Bug: Possible conflicts with trial_hash name and multiprocessing
Closed this issue · 3 comments
Describe the bug
So this bug involves HyperparameterJSONRepo and the get_trial_hash_function. It is very unlikely to happen if your model has hyperparameters which are reals and more likely if your hp space is small, discrete and the pipeline computation are quick.
Here is the gist of it:
- A trial_hash is generated solely by hashing the hyperparameter dictionary
- The trial_hash is used as a unique key in the file name that stores the trial state and results.
- If the hyperparams are the same, multiple trials can be trying to use the same file.
In case of non-parallel execution, this means that we are overwriting the previous trial with the same hyperparameters.
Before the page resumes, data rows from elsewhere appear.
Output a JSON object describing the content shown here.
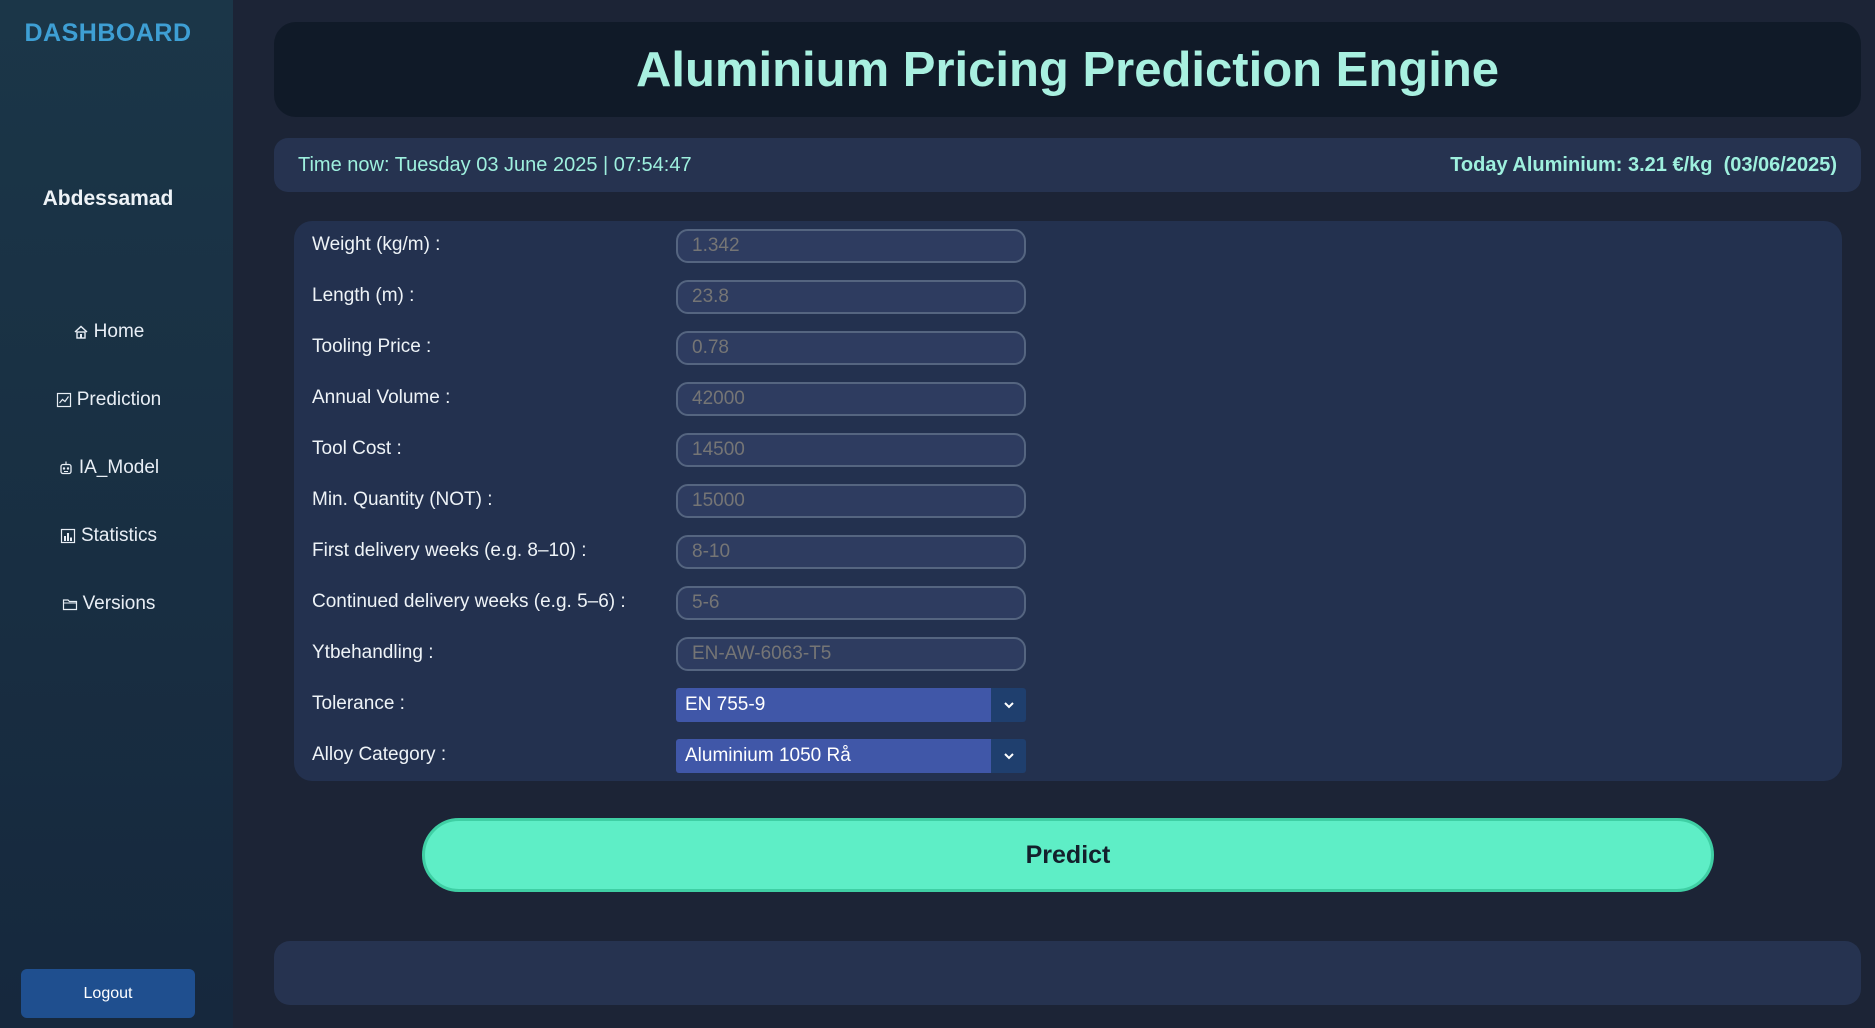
{
  "sidebar": {
    "brand": "DASHBOARD",
    "username": "Abdessamad",
    "items": [
      {
        "label": "Home",
        "icon": "house-icon"
      },
      {
        "label": "Prediction",
        "icon": "chart-icon"
      },
      {
        "label": " IA_Model",
        "icon": "robot-icon"
      },
      {
        "label": "Statistics",
        "icon": "bar-chart-icon"
      },
      {
        "label": "Versions",
        "icon": "folder-icon"
      }
    ],
    "logout_label": "Logout"
  },
  "header": {
    "title": "Aluminium Pricing Prediction Engine"
  },
  "info": {
    "time_now": "Time now: Tuesday 03 June 2025 | 07:54:47",
    "today_price": "Today Aluminium: 3.21 €/kg  (03/06/2025)"
  },
  "form": {
    "fields": [
      {
        "label": "Weight (kg/m) :",
        "placeholder": "1.342"
      },
      {
        "label": "Length (m) :",
        "placeholder": "23.8"
      },
      {
        "label": "Tooling Price :",
        "placeholder": "0.78"
      },
      {
        "label": "Annual Volume :",
        "placeholder": "42000"
      },
      {
        "label": "Tool Cost :",
        "placeholder": "14500"
      },
      {
        "label": "Min. Quantity (NOT) :",
        "placeholder": "15000"
      },
      {
        "label": "First delivery weeks (e.g. 8–10) :",
        "placeholder": "8-10"
      },
      {
        "label": "Continued delivery weeks (e.g. 5–6) :",
        "placeholder": "5-6"
      },
      {
        "label": "Ytbehandling :",
        "placeholder": "EN-AW-6063-T5"
      }
    ],
    "selects": [
      {
        "label": "Tolerance :",
        "value": "EN 755-9"
      },
      {
        "label": "Alloy Category :",
        "value": "Aluminium 1050 Rå"
      }
    ]
  },
  "predict_label": "Predict",
  "colors": {
    "accent": "#5eeec6",
    "title": "#a8f0e0",
    "brand": "#3e9fd4",
    "select": "#4057a8"
  }
}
In case of parallel execution, this is a potential race hazard. See example to reproduce.
To Reproduce
Take the test_logger_automl and the the following:
- add "n_jobs=-1" to the AutoML loop constructor call
- add "execution_number" argument to the test after "tmpdir"
- add "@pytest.mark.parametrize("execution_number", range(100))" decorator to the test.
Expected behavior and suggested fix
First of I'm not convinced that the the overwriting behaviour in non parallel setting is problematic. If the hyperparameters are the same, we shouldn't see any difference in outputs unless they are due to sampling random values. If that is considered problematic, then users should set a random seed as part of their hyperparameter space.
Second, I'd assume not crashing when running in parallel is the expected behaviour. To achieve that, development of Multiprocess safe HyperparamsRepo should be considered.
I'm interested to pick up this issue.
To make HyperparamsRepo multiprocess safe, i am thinking to have solution where first we compute all the trials and store them in a data structure once all the processing is completed at the end then we will proceed to store it as part of JSON files.
So let's say something like below
{ "<cpu_core_id>":{"<trial_id>":[<hps_info>]} }
at the end of the processing, we will go iterate over the above structure and generate JSON files like what is the best hps and what were the trials etc.
Hello Rohith,
The suggested solution isn't ideal, mostly because we save the trial json multiple time during training (at each epoch usually). I personally advocate for the two following solutions:
- Setting an arbitrary hash as trial id when generating a new trial (and not have them be dependent on hyperparameters)
- Having a lock on save_trial and load_all_trial on hyperparamsJSONRepository
Not having the hash be dependent on the hyperparameters would also save us a headache or two when dealing with issue #496 and #504. Furthermore, it would allow us to solve the problem where the logger currently uses the trial number to generate the log file path instead of the trial hash (I though there was an opened issue related to this but I can't find it).